Photovoltaic power station operated by State Power Investment Corporation on June 3 in Shanxi Province, China. Photo:Shi Gangze/VCG via Getty Images
Renewables are attracting substantial investment and developers are getting more bang for the buck, but none of it is enough to be consistent with the goals of the Paris climate agreement, per a data-rich new report from the Frankfurt School, the UN and BloombergNEF.
The big picture: Last year saw 184 gigawatts of new capacity added worldwide (excluding large hydro projects) — the most ever — with solar leading the way. The 12% growth came even though total investment was flat, a sign of continued cost declines for wind and solar technologies.
Threat level: The pandemic is creating near-term headwinds for growth.

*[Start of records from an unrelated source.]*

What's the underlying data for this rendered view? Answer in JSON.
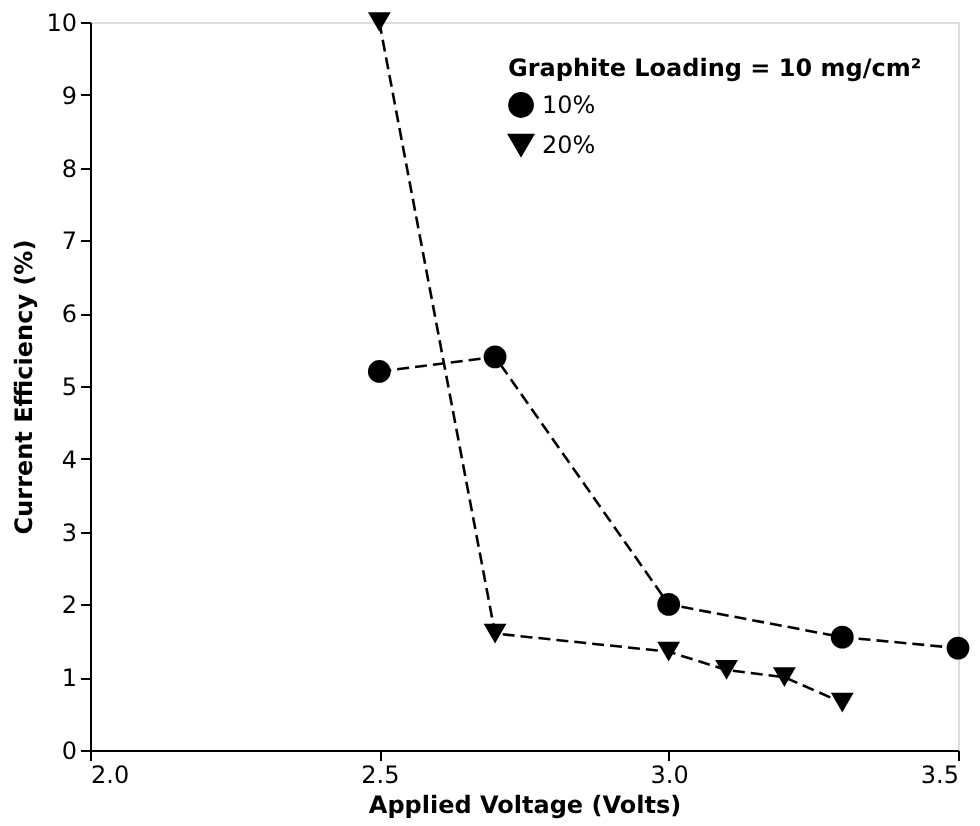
{
  "chart_data": {
    "type": "line",
    "xlabel": "Applied Voltage (Volts)",
    "ylabel": "Current Efficiency (%)",
    "legend_title": "Graphite Loading = 10 mg/cm²",
    "legend": "top right",
    "grid": false,
    "xlim": [
      2.0,
      3.5
    ],
    "xticks": [
      {
        "value": 2,
        "label": "2.0"
      },
      {
        "value": 2.5,
        "label": "2.5"
      },
      {
        "value": 3,
        "label": "3.0"
      },
      {
        "value": 3.5,
        "label": "3.5"
      }
    ],
    "ylim": [
      0,
      10
    ],
    "yticks": [
      0,
      1,
      2,
      3,
      4,
      5,
      6,
      7,
      8,
      9,
      10
    ],
    "series": [
      {
        "name": "10%",
        "color": "#000000",
        "marker": "circle",
        "line_style": "dashed",
        "x": [
          2.5,
          2.7,
          3.0,
          3.3,
          3.5
        ],
        "values": [
          5.2,
          5.4,
          2.0,
          1.55,
          1.4
        ]
      },
      {
        "name": "20%",
        "color": "#000000",
        "marker": "triangle",
        "line_style": "dashed",
        "x": [
          2.5,
          2.7,
          3.0,
          3.1,
          3.2,
          3.3
        ],
        "values": [
          10,
          1.6,
          1.35,
          1.1,
          1.0,
          0.65
        ]
      }
    ]
  }
}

Yes, but: Even putting the pandemic problems aside, the analysis says the long-term investment picture is not robust enough. From the report...
"Governments and companies around the world have committed to adding some 826 gigawatts of new non-hydro renewable power capacity in the decade to 2030, at a likely cost of around $1 trillion."
"Those commitments fall far short of what would be needed to limit world temperature increases to less than 2 degrees Celsius. They also look modest compared to the $2.7 trillion invested during the 2010-2019 decade."
What's next: Per the authors, what should be next is for governments to stitch low-carbon energy initiatives into their pandemic response plans.
- "If governments take advantage of the ever-falling price tag of renewables to put clean energy at the heart of COVID-19 economic recovery, instead of subsidizing the recovery of fossil-fuel industries, they can take a big step towards clean energy and a healthy natural world," it states.